Once field access has been granted, a second, and maybe even more challenging, step is recruiting participants from the organisational staff. In our experience, getting access to the company through the management has rarely ensured the participation of big groups of employees. In the case of research on errors, the managements’ support might even arouse suspicion and negative reactions on the employees’ part. To alleviate such concerns, researchers should communicate with employees’ representatives and negotiate the details of data collection with them. Building a trustful relationship will involve stressing the independent role of the research team, clarifying the intended use of the data and explaining how the findings will improve their work. Despite such efforts, problems may occur, especially if the representatives of the management and the employees strive to accomplish their individual (and potentially opposing) goals and demand concessions from the researchers. Hence, constraints have to be acknowledged which may sometimes require pragmatic thinking on the part of the researchers.

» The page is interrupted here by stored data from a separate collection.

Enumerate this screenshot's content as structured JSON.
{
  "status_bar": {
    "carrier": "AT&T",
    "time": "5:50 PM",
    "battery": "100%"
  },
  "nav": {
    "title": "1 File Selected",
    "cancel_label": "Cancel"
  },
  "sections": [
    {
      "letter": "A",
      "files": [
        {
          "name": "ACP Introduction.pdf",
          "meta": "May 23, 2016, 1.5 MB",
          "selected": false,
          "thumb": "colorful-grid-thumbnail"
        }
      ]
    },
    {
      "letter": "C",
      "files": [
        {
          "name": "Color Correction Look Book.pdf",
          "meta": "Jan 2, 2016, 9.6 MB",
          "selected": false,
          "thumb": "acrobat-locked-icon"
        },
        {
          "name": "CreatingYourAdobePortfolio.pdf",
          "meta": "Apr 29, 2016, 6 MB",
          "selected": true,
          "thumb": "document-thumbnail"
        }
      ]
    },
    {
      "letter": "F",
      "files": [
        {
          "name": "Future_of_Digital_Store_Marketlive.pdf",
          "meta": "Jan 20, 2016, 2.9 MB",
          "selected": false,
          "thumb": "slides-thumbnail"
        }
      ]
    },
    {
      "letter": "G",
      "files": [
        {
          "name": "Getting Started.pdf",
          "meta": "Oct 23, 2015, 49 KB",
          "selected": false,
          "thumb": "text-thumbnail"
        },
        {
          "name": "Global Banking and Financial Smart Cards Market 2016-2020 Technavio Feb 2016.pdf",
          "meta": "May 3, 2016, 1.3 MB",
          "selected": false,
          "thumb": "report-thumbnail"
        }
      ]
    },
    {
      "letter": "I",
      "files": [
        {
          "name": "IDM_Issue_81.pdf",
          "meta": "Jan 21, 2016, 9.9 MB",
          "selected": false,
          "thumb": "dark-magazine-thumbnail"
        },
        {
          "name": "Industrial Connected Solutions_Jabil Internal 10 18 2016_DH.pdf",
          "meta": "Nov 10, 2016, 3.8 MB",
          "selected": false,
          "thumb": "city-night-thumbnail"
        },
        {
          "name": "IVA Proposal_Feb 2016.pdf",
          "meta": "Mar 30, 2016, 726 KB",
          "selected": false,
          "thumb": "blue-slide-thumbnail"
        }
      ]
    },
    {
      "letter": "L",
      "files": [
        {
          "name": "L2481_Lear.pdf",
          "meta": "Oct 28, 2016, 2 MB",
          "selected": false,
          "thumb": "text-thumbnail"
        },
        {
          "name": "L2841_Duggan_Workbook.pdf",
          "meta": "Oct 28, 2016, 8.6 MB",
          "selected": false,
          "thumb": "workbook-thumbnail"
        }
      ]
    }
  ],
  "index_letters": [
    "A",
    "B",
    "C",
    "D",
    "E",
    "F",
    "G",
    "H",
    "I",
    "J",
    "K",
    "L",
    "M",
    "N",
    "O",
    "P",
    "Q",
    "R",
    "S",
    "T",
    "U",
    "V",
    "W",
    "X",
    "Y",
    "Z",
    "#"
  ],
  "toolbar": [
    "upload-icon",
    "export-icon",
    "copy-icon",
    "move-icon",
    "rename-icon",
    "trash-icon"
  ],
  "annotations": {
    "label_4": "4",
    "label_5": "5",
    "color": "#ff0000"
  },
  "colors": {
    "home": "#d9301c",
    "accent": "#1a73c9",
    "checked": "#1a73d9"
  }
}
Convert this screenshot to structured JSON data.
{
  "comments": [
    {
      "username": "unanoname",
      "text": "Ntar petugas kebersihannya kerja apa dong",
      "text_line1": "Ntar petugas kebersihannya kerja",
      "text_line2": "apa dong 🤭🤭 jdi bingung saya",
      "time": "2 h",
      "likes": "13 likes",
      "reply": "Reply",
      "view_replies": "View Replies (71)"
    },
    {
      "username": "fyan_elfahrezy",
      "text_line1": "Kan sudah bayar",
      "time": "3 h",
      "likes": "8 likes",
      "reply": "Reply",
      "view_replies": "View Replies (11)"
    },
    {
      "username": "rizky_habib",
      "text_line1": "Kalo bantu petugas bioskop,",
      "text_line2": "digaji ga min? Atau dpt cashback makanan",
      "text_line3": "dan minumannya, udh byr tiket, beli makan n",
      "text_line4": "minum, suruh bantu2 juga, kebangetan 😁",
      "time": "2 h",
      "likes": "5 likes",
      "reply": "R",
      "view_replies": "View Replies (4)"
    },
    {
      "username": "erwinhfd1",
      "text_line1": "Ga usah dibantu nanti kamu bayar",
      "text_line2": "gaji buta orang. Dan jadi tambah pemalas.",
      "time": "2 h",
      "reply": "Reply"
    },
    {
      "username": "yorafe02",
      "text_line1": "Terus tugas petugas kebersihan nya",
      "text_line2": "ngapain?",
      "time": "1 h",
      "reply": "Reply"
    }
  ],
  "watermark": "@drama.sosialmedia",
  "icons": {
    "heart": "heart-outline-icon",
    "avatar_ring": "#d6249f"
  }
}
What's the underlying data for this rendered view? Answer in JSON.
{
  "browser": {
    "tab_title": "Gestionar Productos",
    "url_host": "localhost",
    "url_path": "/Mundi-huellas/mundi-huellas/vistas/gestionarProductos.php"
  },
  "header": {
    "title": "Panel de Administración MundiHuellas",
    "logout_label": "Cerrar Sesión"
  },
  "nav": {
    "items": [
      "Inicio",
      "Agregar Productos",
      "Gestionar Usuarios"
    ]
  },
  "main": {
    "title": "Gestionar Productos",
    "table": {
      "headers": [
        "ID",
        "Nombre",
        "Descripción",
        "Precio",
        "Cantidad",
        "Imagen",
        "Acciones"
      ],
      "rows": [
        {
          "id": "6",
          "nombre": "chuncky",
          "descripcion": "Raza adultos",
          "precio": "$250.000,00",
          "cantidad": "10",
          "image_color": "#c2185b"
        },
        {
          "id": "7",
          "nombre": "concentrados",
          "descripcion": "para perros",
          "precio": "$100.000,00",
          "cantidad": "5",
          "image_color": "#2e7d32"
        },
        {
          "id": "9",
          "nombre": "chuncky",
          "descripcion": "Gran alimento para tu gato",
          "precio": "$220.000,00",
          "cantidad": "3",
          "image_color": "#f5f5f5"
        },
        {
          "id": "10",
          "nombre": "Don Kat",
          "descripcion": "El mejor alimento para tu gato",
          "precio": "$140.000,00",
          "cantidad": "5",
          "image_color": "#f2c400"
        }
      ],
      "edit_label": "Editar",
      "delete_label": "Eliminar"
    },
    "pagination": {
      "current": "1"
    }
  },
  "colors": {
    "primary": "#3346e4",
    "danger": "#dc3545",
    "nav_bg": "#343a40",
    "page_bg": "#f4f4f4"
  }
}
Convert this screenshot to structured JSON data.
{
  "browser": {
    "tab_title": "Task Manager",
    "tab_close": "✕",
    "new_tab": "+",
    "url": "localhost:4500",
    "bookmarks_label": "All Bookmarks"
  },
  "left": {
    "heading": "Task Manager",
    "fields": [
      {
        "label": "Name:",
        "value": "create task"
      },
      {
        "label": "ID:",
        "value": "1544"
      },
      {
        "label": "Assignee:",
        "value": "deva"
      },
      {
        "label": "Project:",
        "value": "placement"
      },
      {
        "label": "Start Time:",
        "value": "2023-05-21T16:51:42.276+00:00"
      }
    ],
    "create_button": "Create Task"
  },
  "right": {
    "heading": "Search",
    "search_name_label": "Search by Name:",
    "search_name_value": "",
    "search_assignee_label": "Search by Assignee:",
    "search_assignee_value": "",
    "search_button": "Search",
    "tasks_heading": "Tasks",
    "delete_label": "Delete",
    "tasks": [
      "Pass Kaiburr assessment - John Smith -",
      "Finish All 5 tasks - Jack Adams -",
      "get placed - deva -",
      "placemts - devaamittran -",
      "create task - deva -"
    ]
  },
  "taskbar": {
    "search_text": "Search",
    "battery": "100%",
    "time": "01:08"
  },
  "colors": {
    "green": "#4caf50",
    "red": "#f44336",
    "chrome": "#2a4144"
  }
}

After the study has been conducted, efforts to communicate its results should go beyond providing a written report. Practitioners in organisations frequently lack the skills to interpret research data and to consider their conclusiveness. Moreover, with a topic as sensitive as errors, conflicts of interpretation might occur among the organisational stakeholders. From our perspective, it is a good practice for the research team to conduct joint workshops with all concerned parties to discuss the results and potential conclusions of the study. The researchers’ role in this context is to communicate key findings, facilitate their interpretation and clearly state the limitations of the study.